How do you solve a problem like Maria?

The first step to resolve those bottlenecks is to take a courageous stance: recognize the competency of teams while preventing them from isolating themselves from the other teams.

There’s usually a lot of hidden pain, a lot of untold mistrust to resolve. Empowering teams starts by recognizing that every single person in the company *is* a skilled professional and *wants* to deliver better software. No buts allowed. You need to start addressing why you hear “those idiots have done this in that way, we can’t trust them”. Why did they do it in such way? Could it be prevented in the future? Can the chain of events that lead to the deadlock be resolved?

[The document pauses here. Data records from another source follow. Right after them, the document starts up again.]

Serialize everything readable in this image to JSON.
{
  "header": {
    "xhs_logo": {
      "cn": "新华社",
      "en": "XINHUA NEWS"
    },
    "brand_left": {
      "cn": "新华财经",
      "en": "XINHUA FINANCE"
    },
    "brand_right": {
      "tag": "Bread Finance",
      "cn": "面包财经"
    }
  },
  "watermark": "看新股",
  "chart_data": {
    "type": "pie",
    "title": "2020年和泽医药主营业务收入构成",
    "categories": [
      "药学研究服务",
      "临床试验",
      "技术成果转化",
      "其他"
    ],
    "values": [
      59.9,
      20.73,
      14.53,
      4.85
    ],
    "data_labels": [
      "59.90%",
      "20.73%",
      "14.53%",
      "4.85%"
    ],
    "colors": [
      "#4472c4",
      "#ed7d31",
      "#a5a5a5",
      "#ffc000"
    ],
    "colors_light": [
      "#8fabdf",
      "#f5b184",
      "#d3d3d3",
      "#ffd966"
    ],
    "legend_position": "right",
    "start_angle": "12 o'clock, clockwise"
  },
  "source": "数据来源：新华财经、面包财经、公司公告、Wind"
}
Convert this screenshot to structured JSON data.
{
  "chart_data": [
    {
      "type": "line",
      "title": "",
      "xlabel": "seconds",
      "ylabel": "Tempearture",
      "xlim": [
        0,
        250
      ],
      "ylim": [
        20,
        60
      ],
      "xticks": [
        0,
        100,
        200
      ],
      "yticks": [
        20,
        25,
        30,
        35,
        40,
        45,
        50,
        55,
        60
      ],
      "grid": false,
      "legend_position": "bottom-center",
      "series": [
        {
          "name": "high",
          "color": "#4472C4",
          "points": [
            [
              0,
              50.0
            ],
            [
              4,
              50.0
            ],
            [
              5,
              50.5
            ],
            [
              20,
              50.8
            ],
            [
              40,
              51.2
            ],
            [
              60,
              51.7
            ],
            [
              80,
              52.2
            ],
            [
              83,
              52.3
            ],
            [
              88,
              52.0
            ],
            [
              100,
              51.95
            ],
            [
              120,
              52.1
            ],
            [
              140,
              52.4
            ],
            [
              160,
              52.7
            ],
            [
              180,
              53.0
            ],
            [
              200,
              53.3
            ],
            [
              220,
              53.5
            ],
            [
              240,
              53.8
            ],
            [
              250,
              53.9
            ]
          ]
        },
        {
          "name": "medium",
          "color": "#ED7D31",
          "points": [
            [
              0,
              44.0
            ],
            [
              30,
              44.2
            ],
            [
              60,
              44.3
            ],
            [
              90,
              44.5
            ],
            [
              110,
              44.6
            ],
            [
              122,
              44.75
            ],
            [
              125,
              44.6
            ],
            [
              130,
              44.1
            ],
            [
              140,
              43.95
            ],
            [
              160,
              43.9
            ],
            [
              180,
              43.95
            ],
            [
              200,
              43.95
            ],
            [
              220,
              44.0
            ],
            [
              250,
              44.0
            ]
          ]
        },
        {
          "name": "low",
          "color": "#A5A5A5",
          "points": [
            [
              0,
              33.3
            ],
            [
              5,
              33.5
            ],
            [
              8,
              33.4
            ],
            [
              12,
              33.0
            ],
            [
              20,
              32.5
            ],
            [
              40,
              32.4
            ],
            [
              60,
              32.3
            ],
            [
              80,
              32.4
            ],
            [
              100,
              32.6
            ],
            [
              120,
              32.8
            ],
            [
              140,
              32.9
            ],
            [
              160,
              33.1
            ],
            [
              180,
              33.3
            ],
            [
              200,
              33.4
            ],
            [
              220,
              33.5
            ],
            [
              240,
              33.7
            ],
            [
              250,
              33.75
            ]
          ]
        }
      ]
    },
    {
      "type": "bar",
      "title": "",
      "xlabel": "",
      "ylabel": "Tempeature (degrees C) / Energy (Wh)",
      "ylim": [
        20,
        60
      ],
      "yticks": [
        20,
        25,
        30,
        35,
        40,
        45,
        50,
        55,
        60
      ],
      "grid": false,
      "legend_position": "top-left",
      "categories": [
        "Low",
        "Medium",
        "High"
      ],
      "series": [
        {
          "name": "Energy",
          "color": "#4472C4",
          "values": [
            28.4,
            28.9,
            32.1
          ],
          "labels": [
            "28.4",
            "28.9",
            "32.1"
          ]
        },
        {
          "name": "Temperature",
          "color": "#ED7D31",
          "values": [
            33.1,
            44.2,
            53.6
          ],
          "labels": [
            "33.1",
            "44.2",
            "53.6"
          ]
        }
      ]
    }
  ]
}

Once everybody has gone over their distrust for others, teams need to move from being gatekeepers to being enablers. Instead of building walls and processes, teams should be providing the tools needed by other teams to deliver. Developers provide the tool for the business to make money, analysts provide a tool to help developers understand requirements better. Testers provide the tools for developers to understand what success criteria are defined, and developers will provide testers tools to remove the manual steps involve in their job.

You do everything in your power to avoid groups becoming optimized at their job without the full chain of production being efficient. This is what avoiding local optima is all about.

Ideally, the organizational structure of a company gets changed: people work together on a per-project team. They don’t get shuffled around randomly, and they don’t get judged on metrics specific to their competency.

If a project fails, it’s the team’s responsibility. If a project succeeds, it’s thanks to the team. The project metrics are the only ones that matter. By empowering people and focusing them on project-based success metrics, you not only ensure that everyone has the same objectives, you also cross-pollinate competencies across the company.